From Sira to global forums

The camp concluded with the Sira Declaration, a collective call by Indigenous youth urging world leaders to safeguard forests as a frontline response to the climate crisis. The declaration positions Indigenous stewardship as central to climate justice.

One outcome of the gathering is the prospect of Indigenous representatives from Indonesia bringing their voices to the UN Climate Change Conference (COP30), ensuring that those who have protected forests with both knowledge and labour are represented in global decision-making forums.

A tense political backdrop

The urgency of these demands is heightened by national policy debates. In December 2025, Prabowo Subianto called for the expansion of oil palm cultivation in Papua to support biofuel production and national energy self-sufficiency. Environmental groups, including WALHI, warn that further plantation expansion could accelerate deforestation and deepen social inequality.
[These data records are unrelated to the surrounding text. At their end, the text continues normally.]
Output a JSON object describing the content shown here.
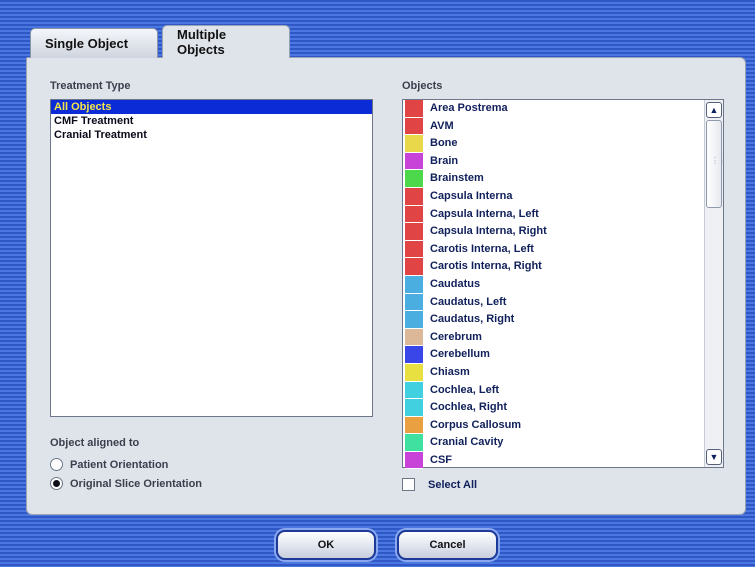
{
  "tabs": [
    {
      "label": "Single Object",
      "active": false
    },
    {
      "label": "Multiple Objects",
      "active": true
    }
  ],
  "treatment_type": {
    "label": "Treatment Type",
    "items": [
      {
        "label": "All Objects",
        "selected": true
      },
      {
        "label": "CMF Treatment",
        "selected": false
      },
      {
        "label": "Cranial Treatment",
        "selected": false
      }
    ]
  },
  "objects": {
    "label": "Objects",
    "items": [
      {
        "name": "Area Postrema",
        "color": "#e04444"
      },
      {
        "name": "AVM",
        "color": "#e04444"
      },
      {
        "name": "Bone",
        "color": "#e8d84a"
      },
      {
        "name": "Brain",
        "color": "#c843d8"
      },
      {
        "name": "Brainstem",
        "color": "#4cd84a"
      },
      {
        "name": "Capsula Interna",
        "color": "#e04444"
      },
      {
        "name": "Capsula Interna, Left",
        "color": "#e04444"
      },
      {
        "name": "Capsula Interna, Right",
        "color": "#e04444"
      },
      {
        "name": "Carotis Interna, Left",
        "color": "#e04444"
      },
      {
        "name": "Carotis Interna, Right",
        "color": "#e04444"
      },
      {
        "name": "Caudatus",
        "color": "#4aaee0"
      },
      {
        "name": "Caudatus, Left",
        "color": "#4aaee0"
      },
      {
        "name": "Caudatus, Right",
        "color": "#4aaee0"
      },
      {
        "name": "Cerebrum",
        "color": "#dcb898"
      },
      {
        "name": "Cerebellum",
        "color": "#3a46e8"
      },
      {
        "name": "Chiasm",
        "color": "#e8e040"
      },
      {
        "name": "Cochlea, Left",
        "color": "#40d0e0"
      },
      {
        "name": "Cochlea, Right",
        "color": "#40d0e0"
      },
      {
        "name": "Corpus Callosum",
        "color": "#e8a040"
      },
      {
        "name": "Cranial Cavity",
        "color": "#40e0a0"
      },
      {
        "name": "CSF",
        "color": "#c843d8"
      }
    ],
    "scroll_up_icon": "up-arrow",
    "scroll_down_icon": "down-arrow"
  },
  "select_all": {
    "label": "Select All",
    "checked": false
  },
  "alignment": {
    "label": "Object aligned to",
    "options": [
      {
        "label": "Patient Orientation",
        "selected": false
      },
      {
        "label": "Original Slice Orientation",
        "selected": true
      }
    ]
  },
  "buttons": {
    "ok": "OK",
    "cancel": "Cancel"
  }
}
Civil society studies show that palm oil concessions already cover more than 1.5 million hectares in Papua, contributing to agrarian conflict and food insecurity. Critics argue that development framed as energy independence risks repeating patterns of land dispossession if Indigenous rights are not central to policy design.

“Governments should recognise and appreciate Indigenous Peoples as the front line of forest protection,” Aditya said. “They have safeguarded these ecosystems for generations, yet their voices are still sidelined.”